It was only after the sixth murder of a journalist since the start of the year and after protests erupted in several cities that Peña Nieto finally announced a series of concrete measures to provide journalists with more protection and to combat impunity for crimes of violence against them. This pledge comes late in the game, but is nevertheless welcome and necessary given the serious violence that journalists in the country are facing
“Every crime against a journalist is an attack on freedom of expression and on society as whole,” Peña Nieto said at a meeting of 24 Mexican state governors and other senior officials. “As president, I assure you that we will act with firmness to arrest and punish those responsible.
Among other measures, RSF notes that he announced plans to reinforce the Federal Mechanism for Protecting Human Rights Defenders and Journalists and the Special Prosecutor’s Office for Crimes against Freedom of Expression (FEADLE). He also announced plans to establish a national protocol for investigating crimes of violence against journalists and for looking after the victims.

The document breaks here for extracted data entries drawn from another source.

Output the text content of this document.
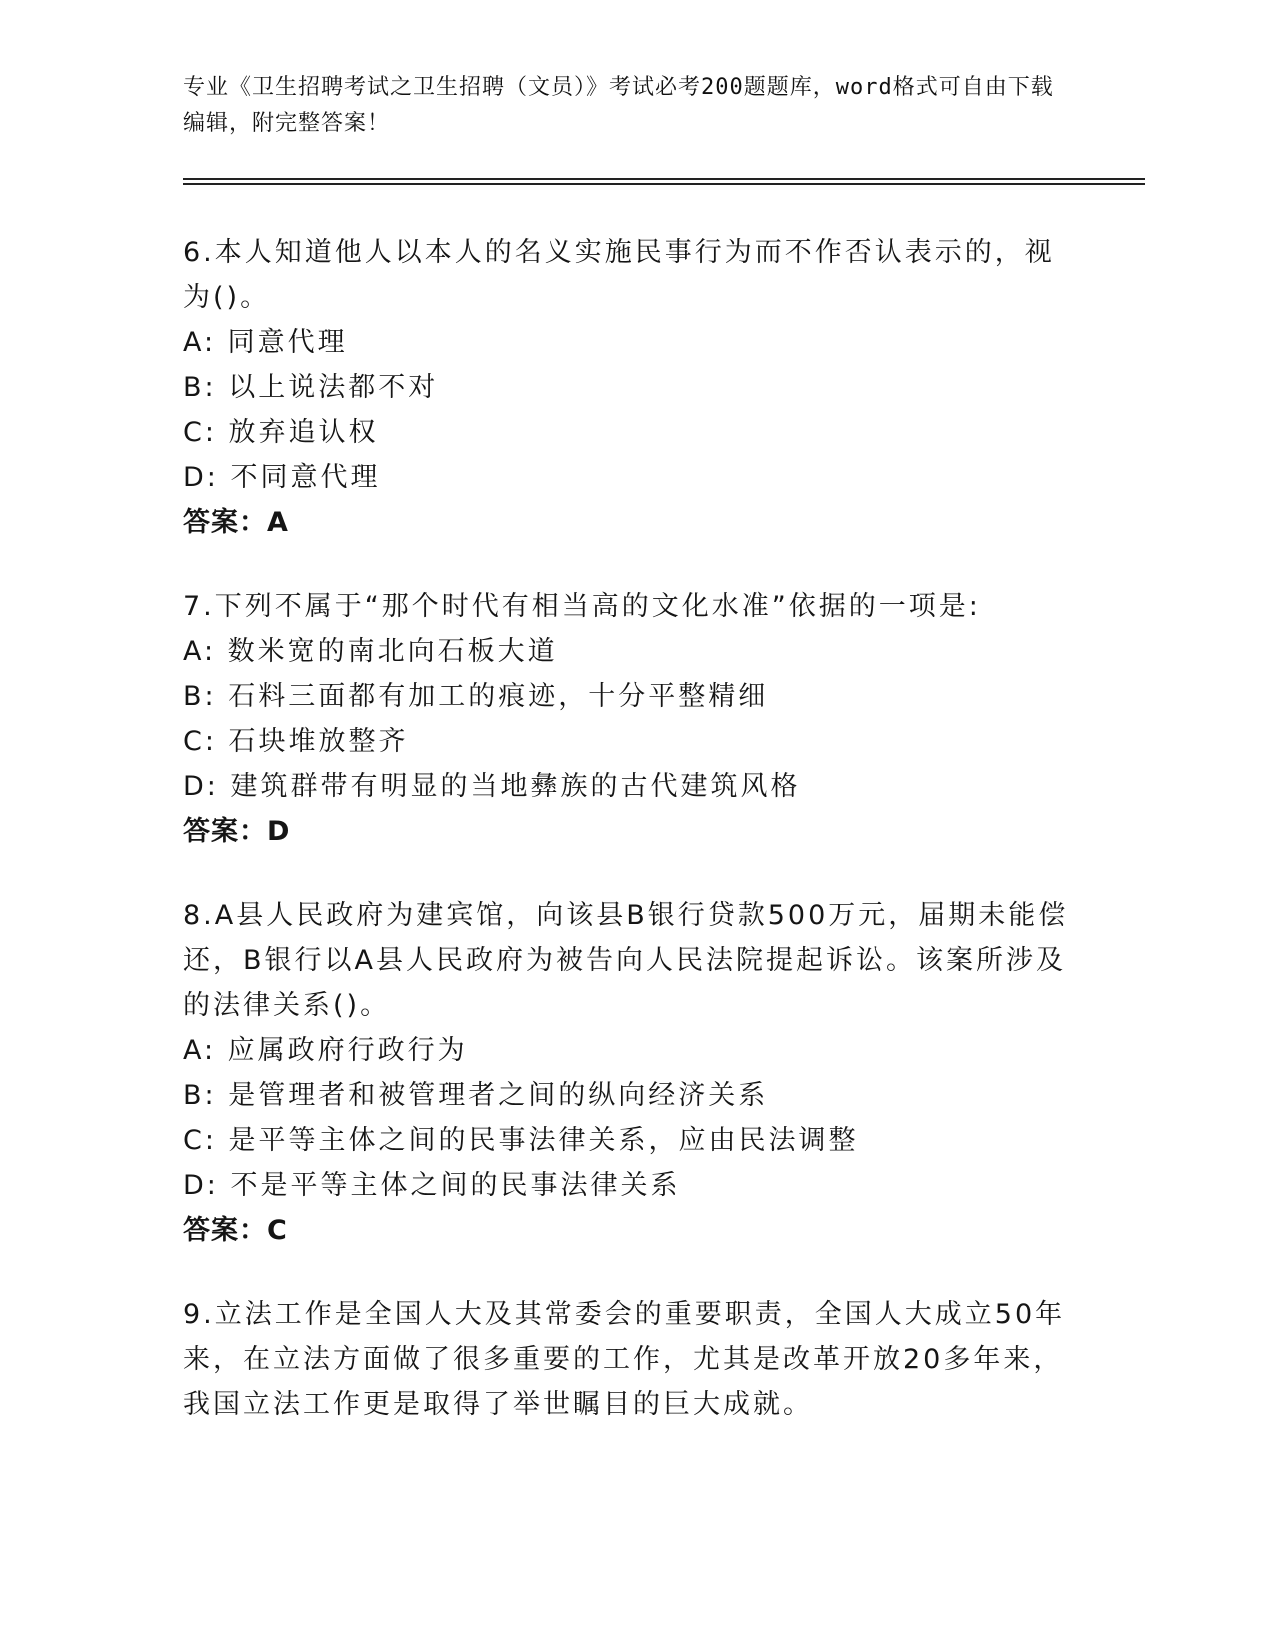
专业《卫生招聘考试之卫生招聘（文员）》考试必考200题题库，word格式可自由下载编辑，附完整答案！
6.本人知道他人以本人的名义实施民事行为而不作否认表示的，视为()。
A: 同意代理
B: 以上说法都不对
C: 放弃追认权
D: 不同意代理
答案：A
7.下列不属于“那个时代有相当高的文化水准”依据的一项是:
A: 数米宽的南北向石板大道
B: 石料三面都有加工的痕迹，十分平整精细
C: 石块堆放整齐
D: 建筑群带有明显的当地彝族的古代建筑风格
答案：D
8.A县人民政府为建宾馆，向该县B银行贷款500万元，届期未能偿还，B银行以A县人民政府为被告向人民法院提起诉讼。该案所涉及的法律关系()。
A: 应属政府行政行为
B: 是管理者和被管理者之间的纵向经济关系
C: 是平等主体之间的民事法律关系，应由民法调整
D: 不是平等主体之间的民事法律关系
答案：C
9.立法工作是全国人大及其常委会的重要职责，全国人大成立50年来，在立法方面做了很多重要的工作，尤其是改革开放20多年来，我国立法工作更是取得了举世瞩目的巨大成就。
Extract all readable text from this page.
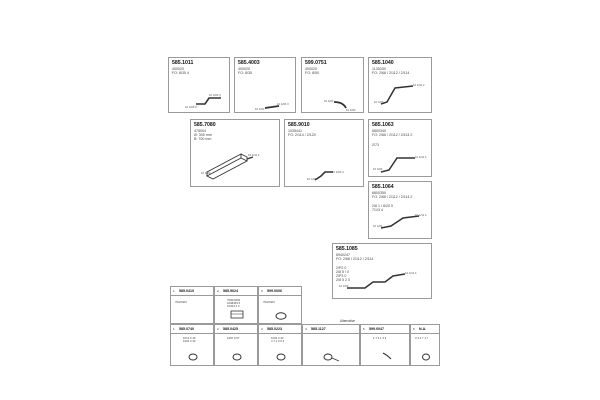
585.1011
400020
FO: 8/35 4
10 4/00 3
10 4/00 2
585.4003
400020
FO: 8/35
10 4/00 3
10 4/00
599.0751
400020
FO: 8/50
10 4/00
10 4/00
585.1040
1135330
FO: 2/66 / 2/112 / 2/114
10 4/00
10 4/11 2
585.7080
475004
Ø: 305 mm
B: 700 mm
10 4/11 2
10 4/00
585.9010
1035441
FO: 2/114 / 2/120
10 4/00 4
10 4/00
585.1063
6800340
FO: 2/66 / 2/112 / 2/114 2
2/73
10 4/00
10 4/11 4
585.1064
6800350
FO: 2/66 / 2/112 / 2/114 2
2/8 1 / 8/20 0
7/1/3 4
10 4/00
10 4/11 4
585.1085
6940247
FO: 2/66 / 2/112 / 2/114
2/P2 0
2/8 5 / 0
2/P3 0
2/8 5 2 0
10 4/00
10 4/11 4
1 585.0410
700/0463
2 585.9024
7000/0463
1008463 5
10024 4 3
3 599.0006
700/0463
Alternative
1 585.0740
1012 3 46
1004 4 33
2 585.0425
1087 0 67
3 585.0223
1004 4 33
4 7 1 0 0 3
4 585.1127	5 599.0047
1 7 3 1 3 3
6 N.A.
3 3 4 7 1 7
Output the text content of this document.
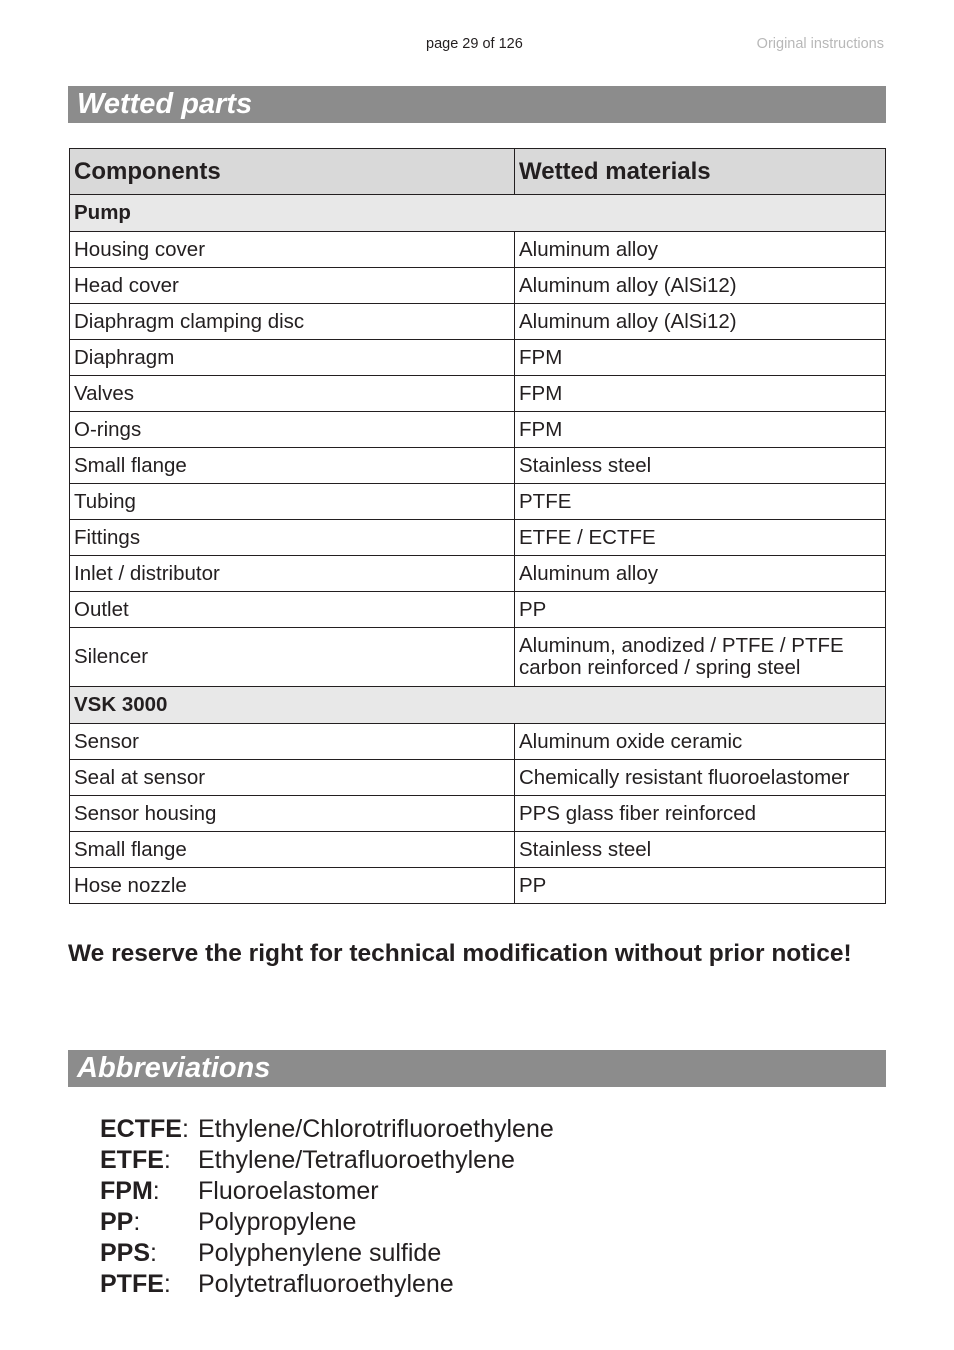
page 29 of 126	Original instructions
Wetted parts
Components	Wetted materials
Pump	
Housing cover	Aluminum alloy
Head cover	Aluminum alloy (AlSi12)
Diaphragm clamping disc	Aluminum alloy (AlSi12)
Diaphragm	FPM
Valves	FPM
O-rings	FPM
Small flange	Stainless steel
Tubing	PTFE
Fittings	ETFE / ECTFE
Inlet / distributor	Aluminum alloy
Outlet	PP
Silencer	Aluminum, anodized / PTFE / PTFE
carbon reinforced / spring steel
VSK 3000	
Sensor	Aluminum oxide ceramic
Seal at sensor	Chemically resistant fluoroelastomer
Sensor housing	PPS glass fiber reinforced
Small flange	Stainless steel
Hose nozzle	PP
We reserve the right for technical modification without prior notice!
Abbreviations
ECTFE: Ethylene/Chlorotrifluoroethylene
ETFE:	Ethylene/Tetrafluoroethylene
FPM:	Fluoroelastomer
PP:	Polypropylene
PPS:	Polyphenylene sulfide
PTFE:	Polytetrafluoroethylene
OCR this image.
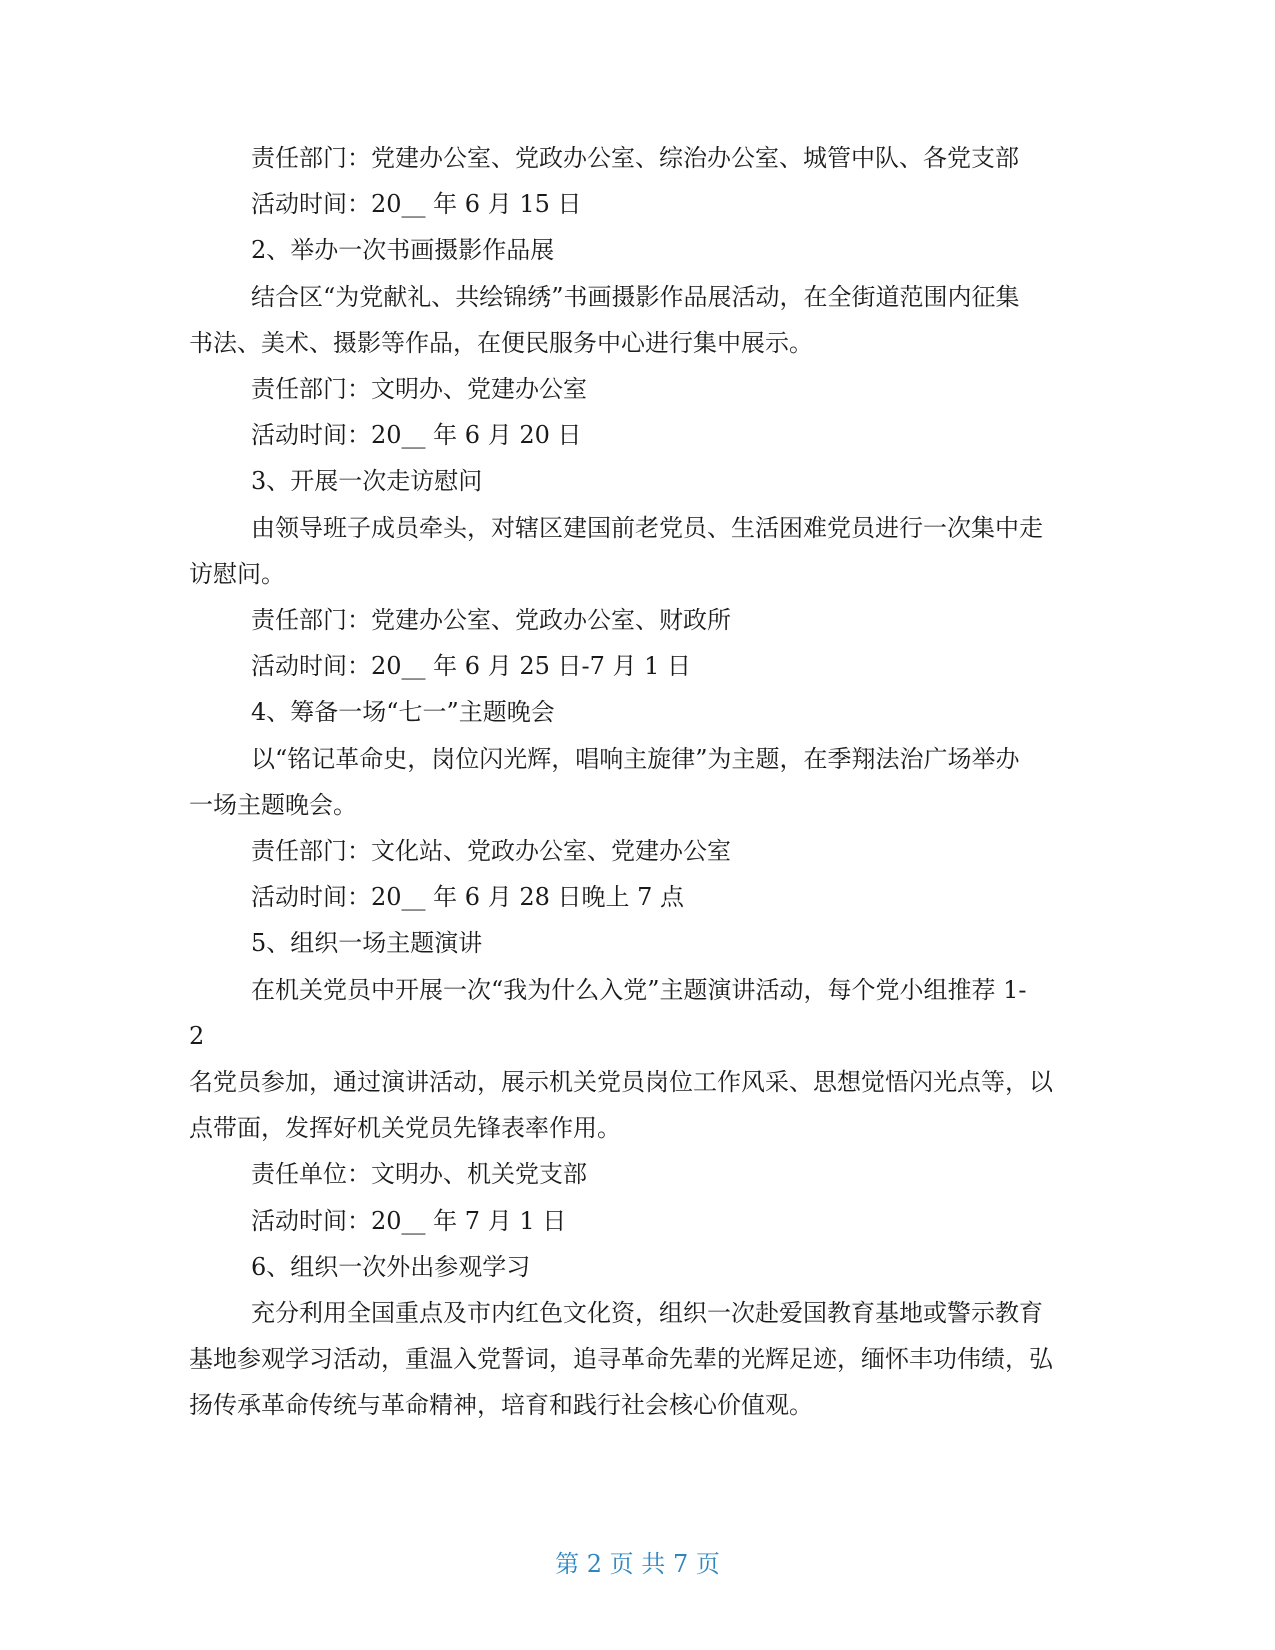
责任部门：党建办公室、党政办公室、综治办公室、城管中队、各党支部
活动时间：20__ 年 6 月 15 日
2、举办一次书画摄影作品展
结合区“为党献礼、共绘锦绣”书画摄影作品展活动，在全街道范围内征集
书法、美术、摄影等作品，在便民服务中心进行集中展示。
责任部门：文明办、党建办公室
活动时间：20__ 年 6 月 20 日
3、开展一次走访慰问
由领导班子成员牵头，对辖区建国前老党员、生活困难党员进行一次集中走
访慰问。
责任部门：党建办公室、党政办公室、财政所
活动时间：20__ 年 6 月 25 日-7 月 1 日
4、筹备一场“七一”主题晚会
以“铭记革命史，岗位闪光辉，唱响主旋律”为主题，在季翔法治广场举办
一场主题晚会。
责任部门：文化站、党政办公室、党建办公室
活动时间：20__ 年 6 月 28 日晚上 7 点
5、组织一场主题演讲
在机关党员中开展一次“我为什么入党”主题演讲活动，每个党小组推荐 1-
2
名党员参加，通过演讲活动，展示机关党员岗位工作风采、思想觉悟闪光点等，以
点带面，发挥好机关党员先锋表率作用。
责任单位：文明办、机关党支部
活动时间：20__ 年 7 月 1 日
6、组织一次外出参观学习
充分利用全国重点及市内红色文化资，组织一次赴爱国教育基地或警示教育
基地参观学习活动，重温入党誓词，追寻革命先辈的光辉足迹，缅怀丰功伟绩，弘
扬传承革命传统与革命精神，培育和践行社会核心价值观。
第 2 页 共 7 页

The government should also facilitate the joint official visit of to the UN and Inter-American Special Rapporteur on Freedom of Expression, that have reiterated their request last April to the Mexican State and are still waiting for a response from the authorities.
“We welcome the undertakings given by President Peña Nieto and we expect them to be followed up by action,” said Balbina Flores, RSF’s representative in Mexico. “We will remain vigilant and will closely monitor the implementation of the announced measures, which are very urgent, given the terrible violence to which journalists have been exposed for more than a decade.”
No fewer than 27 journalists have been murdered in connection with their work during Peña Nieto’s term as president, which began in December 2012. Since 2010, the FEADLE has received 798 complaints about serious physical violence against journalists, 47 of them murders. Only three of the complaints have resulted in convictions and sentences. The impunity is almost total.
Mexico is ranked 147th out of 180 countries in RSF’s 2017 World Press Freedom Index. In a report published in February, entitled “Veracruz: journalists and the state of fear,” RSF provided the federal and local authorities with a series of recommendations for ending the spiral of violence.